A male partner who sang a song about a trainee solicitor’s vagina, accompanied by lewd gestures, at a Christmas party gathering in a pub has been fined £23,000.
But the Solicitors Disciplinary Tribunal (SDT), which also ordered him to pay costs of £22,800, found that the contact between them in the following months showed the impact was not as bad as the trainee had made out.
Unusually, the identity of the partner, known only as ‘AC’, was kept private, which the tribunal said was for health reasons.
‘Person A’ had been a trainee at the unnamed London firm for three months at the time of the 2017 Christmas party. People moved onto a pub afterwards, at which Person A recorded AC singing “[Person A’s] vagina is lovely. I like it. It likes it up the arse but also in the vag”.
The SDT said accompanying gestures included “cupping his right hand and moving it twice in front of his genitals”.
Person A submitted a formal complaint to the firm in June 2019, shortly after learning that she would not have a job on qualification. It contained a number of grievances, including this incident.
Although they had only met in person once before the party, the SDT said email exchanges between the pair had been “informal and jokey”; it was likely “they communicated in the same friendly and jokey manner in person”.
AC said he sang the song in response to Person A’s challenge to say something “outrageous” or similar. Person A denied this.
Person A said that, in the course of filming others in the pub with her mobile, she turned and started recording AC shortly before he started to sing the offending song.
The SDT found that “difficult to reconcile” with the fact that the video started as soon as AC started singing Person’s A’s name and ended as soon as he stopped singing. Unchallenged expert evidence was that the video had been “trimmed”, which Person A had denied.

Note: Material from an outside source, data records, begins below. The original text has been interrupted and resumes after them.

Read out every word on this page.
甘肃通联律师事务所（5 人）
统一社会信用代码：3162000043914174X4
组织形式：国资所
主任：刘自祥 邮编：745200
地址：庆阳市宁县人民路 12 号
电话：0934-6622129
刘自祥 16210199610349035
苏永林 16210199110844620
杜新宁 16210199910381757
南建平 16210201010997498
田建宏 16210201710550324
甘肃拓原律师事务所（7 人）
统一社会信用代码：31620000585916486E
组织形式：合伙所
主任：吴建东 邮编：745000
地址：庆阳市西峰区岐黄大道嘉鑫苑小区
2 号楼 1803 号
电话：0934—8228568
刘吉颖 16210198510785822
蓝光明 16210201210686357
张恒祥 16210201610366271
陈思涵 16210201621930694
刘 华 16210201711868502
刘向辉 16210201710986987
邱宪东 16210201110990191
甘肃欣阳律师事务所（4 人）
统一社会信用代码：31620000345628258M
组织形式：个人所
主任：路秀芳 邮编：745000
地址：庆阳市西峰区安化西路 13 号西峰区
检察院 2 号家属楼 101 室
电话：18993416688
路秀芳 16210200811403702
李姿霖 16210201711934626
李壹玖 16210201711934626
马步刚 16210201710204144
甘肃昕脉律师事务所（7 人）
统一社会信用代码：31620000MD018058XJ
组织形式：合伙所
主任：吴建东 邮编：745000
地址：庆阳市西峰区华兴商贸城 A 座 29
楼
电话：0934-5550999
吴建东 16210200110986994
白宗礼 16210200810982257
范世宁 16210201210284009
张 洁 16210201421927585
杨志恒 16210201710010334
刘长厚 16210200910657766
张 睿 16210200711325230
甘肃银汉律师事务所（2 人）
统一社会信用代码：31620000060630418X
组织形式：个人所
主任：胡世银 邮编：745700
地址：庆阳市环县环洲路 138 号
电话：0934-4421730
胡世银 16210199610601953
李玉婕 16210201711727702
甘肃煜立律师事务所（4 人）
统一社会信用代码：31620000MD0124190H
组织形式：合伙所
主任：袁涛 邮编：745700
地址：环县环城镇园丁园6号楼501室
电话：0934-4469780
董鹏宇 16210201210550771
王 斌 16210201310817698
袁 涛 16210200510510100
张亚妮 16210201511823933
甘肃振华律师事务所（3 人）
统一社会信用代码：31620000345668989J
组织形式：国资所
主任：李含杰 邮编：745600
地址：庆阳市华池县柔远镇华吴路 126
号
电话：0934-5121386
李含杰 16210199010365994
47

The tribunal said it was not satisfied on the balance of probabilities that AC launched into the offending song “unprovoked and absent any interaction with Person A immediately prior to so doing”.
Person A told the SDT that she had been “shocked and humiliated to be spoken to in such a degrading fashion” but felt she “had no choice but to accept it”. She did not complain due to her “vulnerability as a trainee”.
Two email exchanges between the pair that took place a few months later were examined by the SDT. Person A said that, as she wanted to qualify into the team where AC was a partner, she felt she needed to maintain “some kind of relationship with him”.
The first referenced AC submitting a poem for publication and whether he should use a pen name. When he asked if she had any suggestions, Person A wrote: “I assume one uses the same equation you use to discover your porn name.”
The SDT said the fact she had taken the conversation in this direction was difficult to reconcile with her evidence that it made her feel uncomfortable and objectified.
The next exchange saw her ask AC whether there were Friday night drinks at his office (they worked in different offices) that she and some colleagues could join.
“The tribunal determined that she was demonstrably comfortable in so doing particularly given that (i) AC did not respond until the early hours of the morning to say that he was not at any drinks, (ii) Person A chose to continue the conversation by informing him in response that she was ‘drunk emailing’ him, (iii) inviting him to join her group for drinks and (iv) providing her mobile telephone number.”
While Person A “plainly suffered direct harm” from the song, the SDT said, it was “not to the extent that she advanced in evidence”.
It went on: “Had that been the case, the tribunal determined that she would not have instigated friendly communications in the terms that she did nor would she have reached out to AC for assistance in progressing at the firm.”
AC told the tribunal that, notwithstanding differences in recollection of the circumstances around the video, he did not want that to detract from his “unreserved apology [for] arrogant and vulgar behaviour”, from which he did not recognise himself.
He accepted that the offending video “betrayed the trust [in him] as a colleague” and that it had a “pernicious effect on Person A”.
He added that, since the incident, he had had a lot of time to reflect and accepted that his “misguided attempts to be collegiate had the opposite effect”.
The firm did not discipline AC following an investigation, while character statements before the SDT said the video did not reflect “his true character”.
In deciding that a fine for the “very serious” misconduct was appropriate, the SDT said AC acted as he did “following an express ‘invitation’ from Person A”.
“However, the words used, the gestures that elected to deploy, the fact that he was a partner, at a work event, with colleagues present and in a public setting represented a grave breach of his position of trust.
“The fact that it was highly likely that AC was intoxicated did not vitiate the direct control that AC had in response to the ‘invitation’ to say something ‘naughty/outrageous’…
“The public would be rightly appalled by the disgraceful incident irrespective of whether it was precipitated by [the invitation].”
The misconduct was mitigated by the fact that it was a single episode that lasted six seconds, while AC had shown “demonstrable insight” and made “open and frank admissions”.